Ich erinnerte mich heute an verschiedene Erlebnisse aus meiner Vergangenheit. Ich befinde mich gerade in der Stadt in der ich geboren und aufgewachsen bin, meiner Heimatstadt. Hier hat das Leben in das ich geboren wurde, die Umgebung in der ich gelandet bin nach meiner Geburt, meine Geschichte geschrieben. Das wer ich bin, oder zumindest wer ich lange dachte zu sein. Diese Erinnerungen haben früher Gefühle in mir ausgelöst und irgendwie waren dann diese Gefühle wieder verknüpft mit einer Art und Weise wie ich sein wollte. Es hat mich geformt. Meine alten Geschichten haben mich geformt. Durch Gedanken und Gefühle in denen ich oftmals mehr Opfer meiner Umstände war. Und so gesehen könnte man ja auch sagen: "Stimm doch, wir können ja nix daran machen wo wir hinein geboren werden." Na, wer weiß. Ich glaube in diesem Moment sogar, dass der Zustand vor unserer Geburt, sozusagen unsere seelische Prägung, entscheidet in welche Umstände wir geboren werden. Diese Umstände prägen unseren Verstand, unsere Gefühle, unser Verhalten, unsere Handlungen, die Art und Weise wie wir sprechen und wie wir mit der Welt in Kontakt treten. Auf die Art und Weise wie uns auch beigebracht wird mit der Welt in Kontakt zu treten,
Heute habe ich jedenfalls diese Erinnerungen gehabt, und ich habe gemerkt: "Das bin ich gar nicht." Es war ganz deutlich auf einmal da. Und ich habe mich gefragt warum es in mir überhaupt diese Erinnerungen abspielt. Gespürt wie es mich davon abhält ganz frei zu sein, ganz frei zu leben wer ich bin. Ich finde es gerade schwierig zu erklären, aber ich merke, dass es wahr ist. Dass diese Erinnerungen gespeichert sind in mir und verknüpft mit bestimmten Situationen, die dann wieder etwas in mir auslösen das gekoppelt ist an diese alte Erinnerung. Und zack, tauchen Gefühle oder Gedanken, impulsive Reaktionen oder Verhaltensmuster wie "aus dem nichts" auf und steuern mich. Also steuern mich da alte Geschichten.
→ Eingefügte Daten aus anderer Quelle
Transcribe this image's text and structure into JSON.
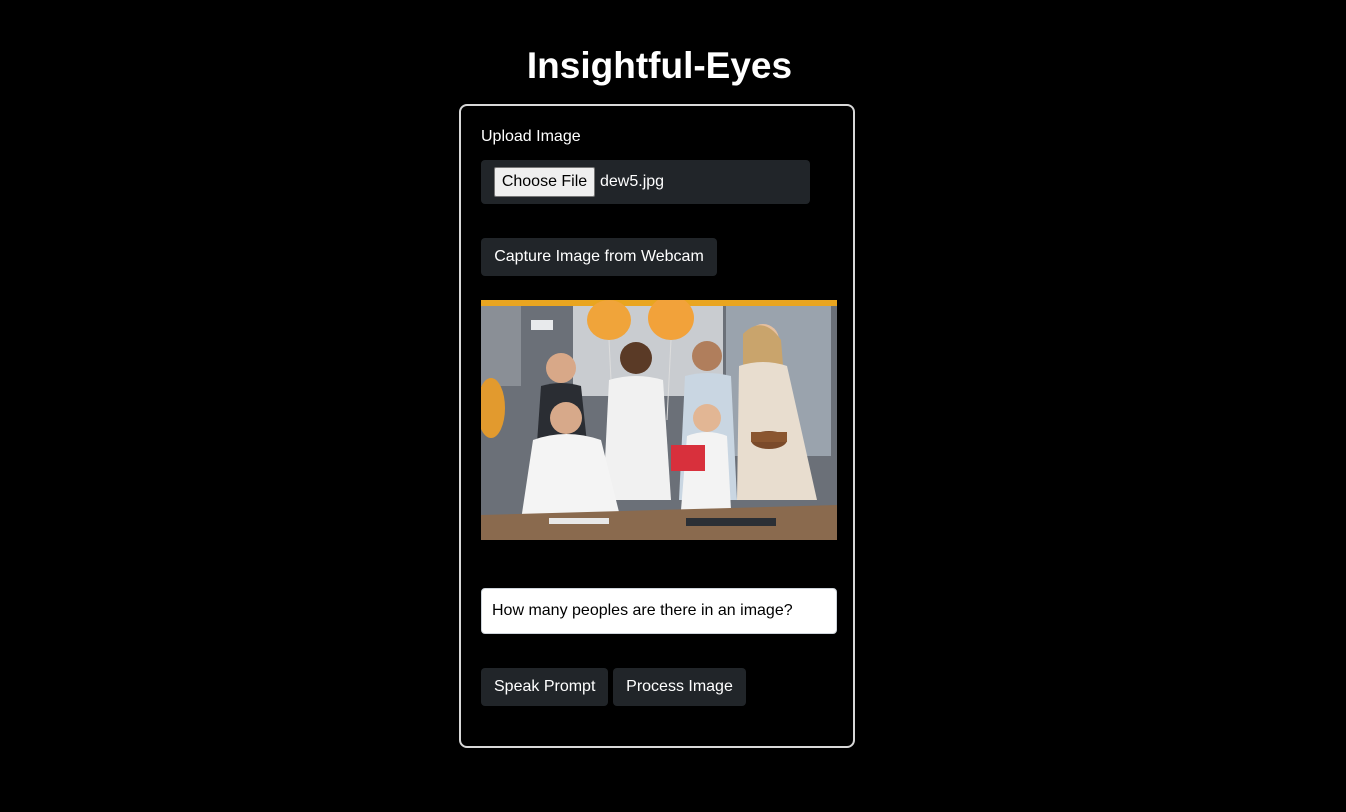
{
  "app": {
    "title": "Insightful-Eyes"
  },
  "upload": {
    "label": "Upload Image",
    "choose_file_label": "Choose File",
    "file_name": "dew5.jpg"
  },
  "webcam": {
    "button_label": "Capture Image from Webcam"
  },
  "preview": {
    "alt": "Uploaded image preview"
  },
  "prompt": {
    "value": "How many peoples are there in an image?"
  },
  "actions": {
    "speak_label": "Speak Prompt",
    "process_label": "Process Image"
  },
  "colors": {
    "background": "#000000",
    "button_bg": "#212529",
    "card_border": "#d8d8d8",
    "text": "#ffffff"
  }
}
Ich bin froh, dass überhaupt so deutlich zu bemerken. Lange Zeit bin ich davon ausgegangen bestimmten Gefühlen oder Verhaltensweisen die ich ja selbst an den Tag legte hilflos ausgeliefert zu sein,. So ist es nicht.
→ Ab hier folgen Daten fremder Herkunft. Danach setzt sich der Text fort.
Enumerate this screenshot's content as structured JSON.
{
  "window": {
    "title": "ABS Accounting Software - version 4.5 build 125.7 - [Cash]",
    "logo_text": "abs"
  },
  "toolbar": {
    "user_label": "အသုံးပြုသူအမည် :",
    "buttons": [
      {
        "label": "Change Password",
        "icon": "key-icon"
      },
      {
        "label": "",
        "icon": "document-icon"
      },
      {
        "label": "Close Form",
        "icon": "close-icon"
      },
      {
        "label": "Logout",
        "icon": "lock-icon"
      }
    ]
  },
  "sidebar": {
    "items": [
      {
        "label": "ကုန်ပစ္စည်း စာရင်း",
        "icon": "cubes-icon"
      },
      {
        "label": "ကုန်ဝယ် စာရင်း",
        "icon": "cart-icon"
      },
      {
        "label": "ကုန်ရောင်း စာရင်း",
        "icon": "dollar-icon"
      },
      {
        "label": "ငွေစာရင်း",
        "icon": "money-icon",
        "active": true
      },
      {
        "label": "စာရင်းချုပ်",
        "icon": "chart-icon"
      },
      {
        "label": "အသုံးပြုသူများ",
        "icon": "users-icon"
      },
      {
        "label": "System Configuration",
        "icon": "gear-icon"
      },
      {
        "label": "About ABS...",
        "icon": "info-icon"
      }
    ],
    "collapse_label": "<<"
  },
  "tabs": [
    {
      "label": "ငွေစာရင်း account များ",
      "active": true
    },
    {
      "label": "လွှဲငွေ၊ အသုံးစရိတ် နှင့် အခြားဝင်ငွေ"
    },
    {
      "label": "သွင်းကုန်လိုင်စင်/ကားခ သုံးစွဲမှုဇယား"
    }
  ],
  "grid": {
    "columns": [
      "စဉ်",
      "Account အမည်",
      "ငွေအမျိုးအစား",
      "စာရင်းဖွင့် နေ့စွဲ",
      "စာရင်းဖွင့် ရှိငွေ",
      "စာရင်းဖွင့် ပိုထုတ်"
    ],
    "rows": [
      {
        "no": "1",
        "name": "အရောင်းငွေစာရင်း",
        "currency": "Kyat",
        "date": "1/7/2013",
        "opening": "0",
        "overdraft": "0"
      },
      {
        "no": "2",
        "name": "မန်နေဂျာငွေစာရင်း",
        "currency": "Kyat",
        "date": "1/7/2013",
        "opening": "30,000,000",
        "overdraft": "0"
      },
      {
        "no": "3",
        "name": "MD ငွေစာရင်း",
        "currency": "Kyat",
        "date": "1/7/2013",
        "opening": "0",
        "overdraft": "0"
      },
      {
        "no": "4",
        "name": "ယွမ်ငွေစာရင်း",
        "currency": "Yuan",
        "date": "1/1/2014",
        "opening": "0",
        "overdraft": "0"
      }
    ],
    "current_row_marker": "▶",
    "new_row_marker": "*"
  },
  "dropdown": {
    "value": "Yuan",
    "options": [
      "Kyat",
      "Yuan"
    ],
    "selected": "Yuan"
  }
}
Aus den Erzählungen indigenen Wissens gibt es eine Aussage die ungefähr so geht: "Es gibt bei unserer Geburt zwei Bücher. Eines ist bereits vollgeschrieben, das andere ist leer." Ich deute das so: Das volle Buch sind unsere Voraussetzungen, die Familie in die wir geboren werden und die Prägungen die wir von dort mitbekommen. Wir kommen ganz leer auf die Welt, oder zumindest ziemlich leer, als unbeschriebenes Blatt, als pure Liebe, unsere reine Seele. Und dann werden wir vollgeschrieben mit all dem was vor allem unsere Eltern uns weitergeben. Die wiederum haben das von ihren Eltern und so weiter. Zumindest bei den meisten ist das so. Hinzu kommen in unserer Kultur noch die ganzen Lehrerinnen und Lehrer, sogenannte Erziehungsberechtigte, andere Erwachsene, vielleicht auch wiederum andere Kinder und was die wiederum von ihrem heimischen Umfeld mitbekommen haben. Dazu kommt Kultur, die Art und Weise wie wir uns zu kleiden haben, wie wir essen, was wir essen, was tabu ist und was nicht, was gut und was schlecht ist, was der Norm entspricht. Also unglaublich viel Information, die uns in Formation bringt. Also in eine Formation innerhalb unseres Inneren, aber dadurch auch eben bis hinein in den Körper. Der zeigt das alles irgendwie auf, auf seine individuelle Art und Weise. Ständiger Leistungsdruck äußert sich dann möglicherweise in einem Tinnitus, immer alles unter Kontrolle halten müssen in Kiefer klappern in der Nacht und so weiter und sofort. Das Buch ist voll.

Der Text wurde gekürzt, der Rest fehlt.